Mas o que essas tradições religiosas e filosóficas têm a ver com a ciência? Havia alguma atividade ou corpo de conhecimento na época que pudesse ser identificado como “ciência”? Caso contrário, então o mito, como foi afirmado, é obviamente falso. Mas não nos permitamos escapar tão facilmente. No período que estamos discutindo, haviam crenças herdadas sobre a natureza — sobre as origens e a estrutura do cosmos, os movimentos dos corpos celestes, a natureza dos elementos, a doença e a saúde, a explicação de fenômenos naturais dramáticos (trovões, relâmpagos , eclipses, o arco-íris e assim por diante) — e sua relação com os deuses. Estes são os ingredientes daquilo que séculos mais tarde se desenvolveria na ciência moderna (alguns já eram idênticos aos seus homólogos modernos); e se estamos interessados ​​nas origens da ciência Ocidental, são elas que devemos investigar. Para nomear esses empreendimentos, os historiadores da ciência escolheram uma variedade de expressões — “filosofia natural” e “ciência matemática” sendo as mais comuns. Por uma questão de clareza, escolho referir-me a elas simplesmente como as “ciências clássicas” — isto é, as ciências que descendem da tradição clássica grega e romana — e aos seus praticantes como “cientistas” ou “filósofos/cientistas”.

Como já visto, os escritores Cristãos por vezes expressaram profunda hostilidade para com as ciências clássicas.
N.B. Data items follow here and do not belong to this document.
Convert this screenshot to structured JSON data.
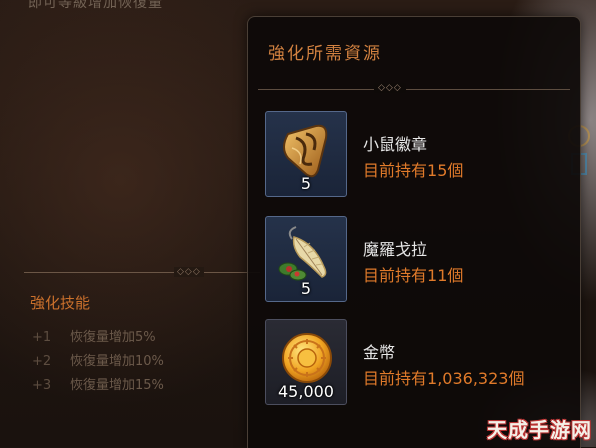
{
  "background": {
    "partial_text": "即可等級增加恢復量"
  },
  "skills": {
    "title": "強化技能",
    "items": [
      {
        "level": "+1",
        "desc": "恢復量增加5%"
      },
      {
        "level": "+2",
        "desc": "恢復量增加10%"
      },
      {
        "level": "+3",
        "desc": "恢復量增加15%"
      }
    ]
  },
  "panel": {
    "title": "強化所需資源",
    "items": [
      {
        "icon": "badge-icon",
        "qty": "5",
        "name": "小鼠徽章",
        "owned_prefix": "目前持有",
        "owned_count": "15",
        "owned_suffix": "個"
      },
      {
        "icon": "feather-herb-icon",
        "qty": "5",
        "name": "魔羅戈拉",
        "owned_prefix": "目前持有",
        "owned_count": "11",
        "owned_suffix": "個"
      },
      {
        "icon": "gold-coin-icon",
        "qty": "45,000",
        "name": "金幣",
        "owned_prefix": "目前持有",
        "owned_count": "1,036,323",
        "owned_suffix": "個"
      }
    ]
  },
  "watermark": {
    "text": "天成手游网"
  },
  "colors": {
    "accent_orange": "#e07a2a",
    "title_orange": "#d28140",
    "icon_frame": "#55688a"
  }
}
Tertuliano, que já conhecemos, atacou os filósofos pagãos pela sua atribuição de divindade aos elementos e ao Sol, à Lua, aos planetas e às estrelas. No decorrer de seu argumento, ele desabafou sua ira sobre a vaidade dos antigos cientistas/filósofos gregos:

Agora, por favor, diga-me, que sabedoria há nesse anseio por especulações conjecturais? Que prova nos oferece […] a afetação inútil de uma curiosidade escrupulosa, que é enfeitada com uma engenhosa exibição de linguagem? Serviu, portanto, a Tales de Mileto [filósofo do século VI. AC] com toda a razão, quando, olhando as estrelas enquanto caminhava […], teve a mortificação de cair num poço […] Sua queda, portanto, é um quadro figurativo dos filósofos; daqueles, quero dizer, que persistem em aplicar seus estudos a um propósito vão, já que se entregam a uma curiosidade estúpida pelos objetos naturais. [6]
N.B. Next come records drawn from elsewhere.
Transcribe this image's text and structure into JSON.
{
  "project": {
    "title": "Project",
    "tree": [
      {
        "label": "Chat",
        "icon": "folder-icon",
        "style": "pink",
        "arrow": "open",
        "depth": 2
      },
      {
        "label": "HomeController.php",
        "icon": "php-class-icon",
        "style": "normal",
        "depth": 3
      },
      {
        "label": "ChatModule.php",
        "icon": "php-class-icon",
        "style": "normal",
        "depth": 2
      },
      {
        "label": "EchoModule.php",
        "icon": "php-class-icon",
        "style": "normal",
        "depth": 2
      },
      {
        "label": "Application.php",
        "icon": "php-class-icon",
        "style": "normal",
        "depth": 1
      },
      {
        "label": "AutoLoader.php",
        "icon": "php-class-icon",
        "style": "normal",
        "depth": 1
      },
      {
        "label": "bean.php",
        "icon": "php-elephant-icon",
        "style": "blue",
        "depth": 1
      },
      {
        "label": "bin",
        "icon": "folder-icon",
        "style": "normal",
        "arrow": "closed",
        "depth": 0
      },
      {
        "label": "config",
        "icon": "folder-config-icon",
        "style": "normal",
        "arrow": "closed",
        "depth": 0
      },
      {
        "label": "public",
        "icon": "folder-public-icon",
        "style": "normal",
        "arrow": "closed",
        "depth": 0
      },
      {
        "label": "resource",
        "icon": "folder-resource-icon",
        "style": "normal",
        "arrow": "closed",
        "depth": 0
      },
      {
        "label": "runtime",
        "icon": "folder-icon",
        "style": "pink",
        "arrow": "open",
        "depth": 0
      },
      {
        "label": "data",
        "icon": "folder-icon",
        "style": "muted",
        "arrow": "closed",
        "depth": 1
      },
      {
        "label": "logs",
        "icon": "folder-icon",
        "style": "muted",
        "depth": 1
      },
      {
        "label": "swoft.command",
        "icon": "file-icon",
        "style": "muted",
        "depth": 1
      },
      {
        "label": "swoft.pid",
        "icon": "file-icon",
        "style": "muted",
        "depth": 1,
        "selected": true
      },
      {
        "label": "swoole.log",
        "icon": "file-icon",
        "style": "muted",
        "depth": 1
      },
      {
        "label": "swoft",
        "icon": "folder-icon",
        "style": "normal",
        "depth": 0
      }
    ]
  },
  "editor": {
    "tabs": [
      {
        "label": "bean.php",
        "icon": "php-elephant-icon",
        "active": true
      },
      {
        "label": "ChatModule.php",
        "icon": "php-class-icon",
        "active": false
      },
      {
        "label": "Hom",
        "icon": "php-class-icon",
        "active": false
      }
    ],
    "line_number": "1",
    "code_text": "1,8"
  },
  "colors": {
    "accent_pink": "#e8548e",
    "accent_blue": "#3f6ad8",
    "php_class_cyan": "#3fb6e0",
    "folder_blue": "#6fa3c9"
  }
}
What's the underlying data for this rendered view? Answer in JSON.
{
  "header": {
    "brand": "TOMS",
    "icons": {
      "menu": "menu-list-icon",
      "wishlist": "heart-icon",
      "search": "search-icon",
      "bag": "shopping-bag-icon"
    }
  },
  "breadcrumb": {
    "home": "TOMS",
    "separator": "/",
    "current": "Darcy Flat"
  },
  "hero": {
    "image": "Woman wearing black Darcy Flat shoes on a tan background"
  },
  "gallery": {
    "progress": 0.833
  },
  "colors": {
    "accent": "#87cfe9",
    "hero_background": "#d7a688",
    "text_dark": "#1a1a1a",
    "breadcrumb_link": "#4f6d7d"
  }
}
Mas foi um argumento apresentado por Tertuliano e, num grau muito significativo, ele construiu-o a partir de materiais e através da utilização de métodos extraídos da tradição filosófica greco-romana. Ele argumentou, por exemplo, que a regularidade precisa dos movimentos orbitais dos corpos celestes (uma referência clara às descobertas dos astrônomos Gregos) indica um “poder governante” que os governa; e se forem governados, certamente não podem ser deuses. Ele também introduziu a “visão esclarecida de Platão” em apoio à afirmação de que o universo deve ter tido um começo e, portanto, não pode ele próprio participar da divindade; e nesta e em outras obras ele “exibe triunfantemente” seu aprendizado (como diz um de seus biógrafos) ao nomear uma longa lista de outras autoridades antigas [7].
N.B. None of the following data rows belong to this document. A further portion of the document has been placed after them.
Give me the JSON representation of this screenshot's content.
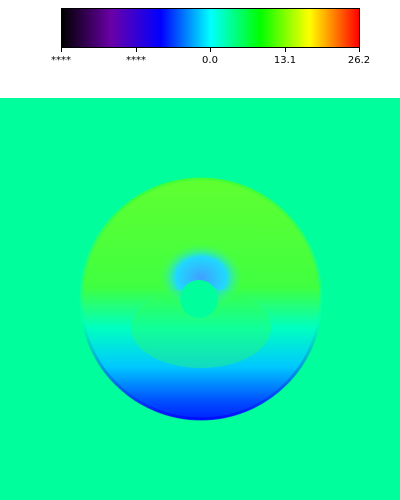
{
  "colorbar": {
    "tick_labels": [
      "****",
      "****",
      "0.0",
      "13.1",
      "26.2"
    ],
    "colors": [
      "#000000",
      "#6a00a8",
      "#0000ff",
      "#00ffff",
      "#00ff00",
      "#ffff00",
      "#ff0000"
    ]
  },
  "field": {
    "background_color": "#00ff9c",
    "outer_ring_color": "#50ff40",
    "inner_low_color": "#1ab4ff",
    "low_edge_color": "#0030ff",
    "hole_color": "#00ff9c"
  }
}
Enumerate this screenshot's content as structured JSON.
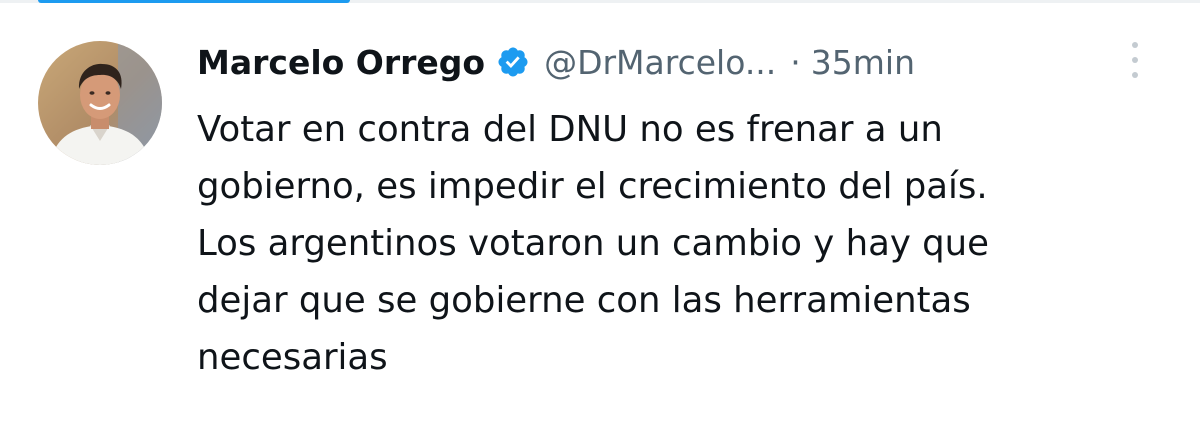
{
  "tweet": {
    "author_name": "Marcelo Orrego",
    "handle": "@DrMarcelo...",
    "separator": "·",
    "time": "35min",
    "text_lines": [
      "Votar en contra del DNU no es frenar a un",
      "gobierno, es impedir el crecimiento del país.",
      "Los argentinos votaron un cambio y hay que",
      "dejar que se gobierne con las herramientas",
      "necesarias"
    ]
  },
  "icons": {
    "verified": "verified-badge-icon",
    "more": "more-vertical-icon"
  },
  "colors": {
    "accent": "#1d9bf0",
    "text_primary": "#0f1419",
    "text_secondary": "#536471"
  }
}
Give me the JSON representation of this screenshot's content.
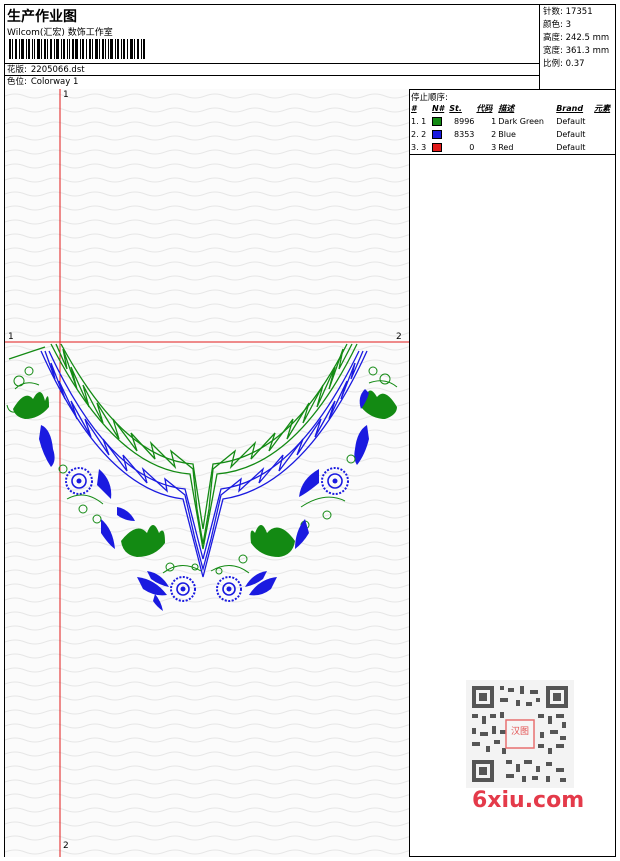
{
  "header": {
    "title": "生产作业图",
    "studio": "Wilcom(汇宏) 数饰工作室",
    "design_label": "花版:",
    "design_value": "2205066.dst",
    "colorway_label": "色位:",
    "colorway_value": "Colorway 1"
  },
  "stats": {
    "stitches_label": "针数:",
    "stitches": "17351",
    "colors_label": "颜色:",
    "colors": "3",
    "height_label": "高度:",
    "height": "242.5 mm",
    "width_label": "宽度:",
    "width": "361.3 mm",
    "scale_label": "比例:",
    "scale": "0.37"
  },
  "stop_sequence": {
    "title": "停止顺序:",
    "columns": [
      "#",
      "N#",
      "St.",
      "代码",
      "描述",
      "Brand",
      "元素"
    ],
    "rows": [
      {
        "index": "1. 1",
        "color": "#138a13",
        "stitches": "8996",
        "code": "1",
        "desc": "Dark Green",
        "brand": "Default"
      },
      {
        "index": "2. 2",
        "color": "#1a1ae0",
        "stitches": "8353",
        "code": "2",
        "desc": "Blue",
        "brand": "Default"
      },
      {
        "index": "3. 3",
        "color": "#e01a1a",
        "stitches": "0",
        "code": "3",
        "desc": "Red",
        "brand": "Default"
      }
    ]
  },
  "guides": {
    "v_top": "1",
    "v_bottom": "2",
    "h_left": "1",
    "h_right": "2"
  },
  "watermark": {
    "brand": "6xiu.com",
    "seal_text": "汉图"
  },
  "colors": {
    "green": "#138a13",
    "blue": "#1a1ae0",
    "red": "#e01a1a",
    "guide": "#e01a1a"
  }
}
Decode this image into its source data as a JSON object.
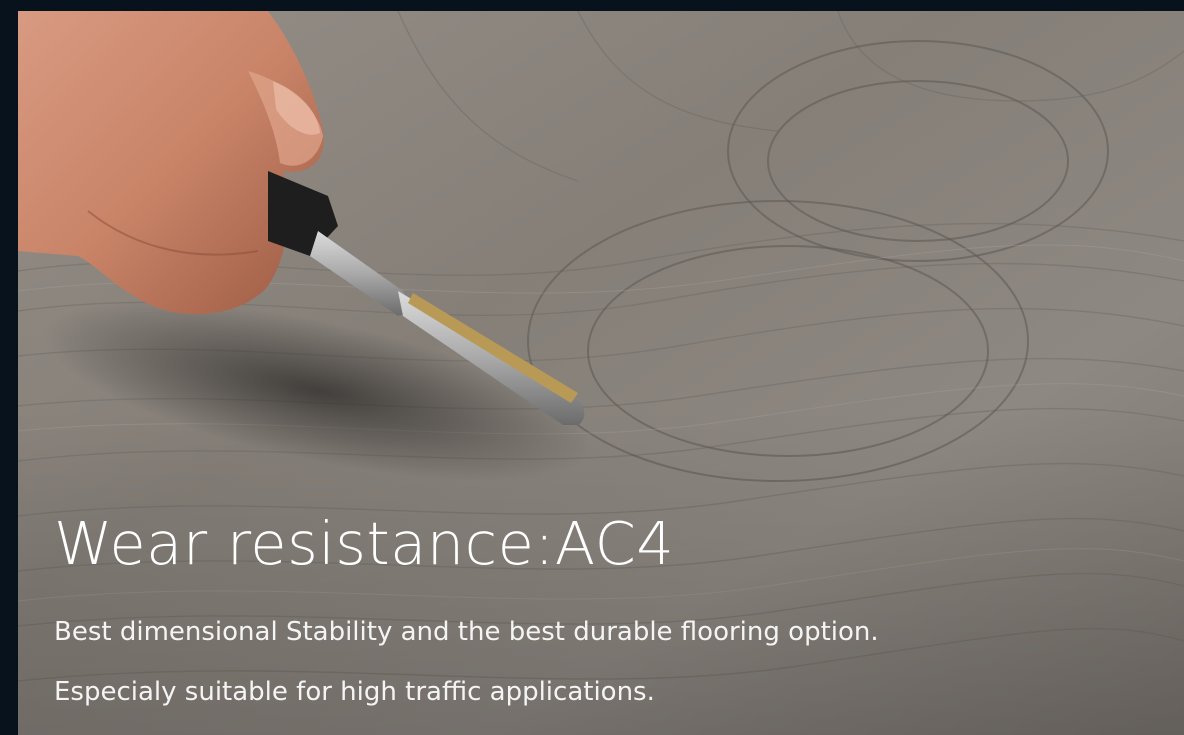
{
  "hero": {
    "title": "Wear resistance:AC4",
    "description_lines": [
      "Best dimensional Stability and the best durable flooring option.",
      "Especialy suitable for high traffic applications."
    ]
  },
  "colors": {
    "page_background": "#07121c",
    "text": "#ffffff",
    "wood_tone": "#857f78"
  },
  "image": {
    "subject": "hand-scratching-wood-floor-with-key"
  }
}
Basílio de Cesaréia (ca. 330–379), representando um século diferente e uma região diferente do mundo Cristão, revelou atitudes semelhantes em relação às ciências clássicas. Ele atacou duramente filósofos e astrônomos que “deliberadamente e voluntariamente se cegaram para o conhecimento da verdade”. Esses homens, contina ele, “descobriram tudo, exceto uma coisa: eles não descobriram o fato de que Deus é o criador do universo” [8]. Em outro lugar ele perguntou por que deveríamos “nos atormentar refutando os erros, ou melhor, as mentiras dos filósofos Gregos, quando é suficiente produzir e comparar seus livros mutuamente contraditórios” [9].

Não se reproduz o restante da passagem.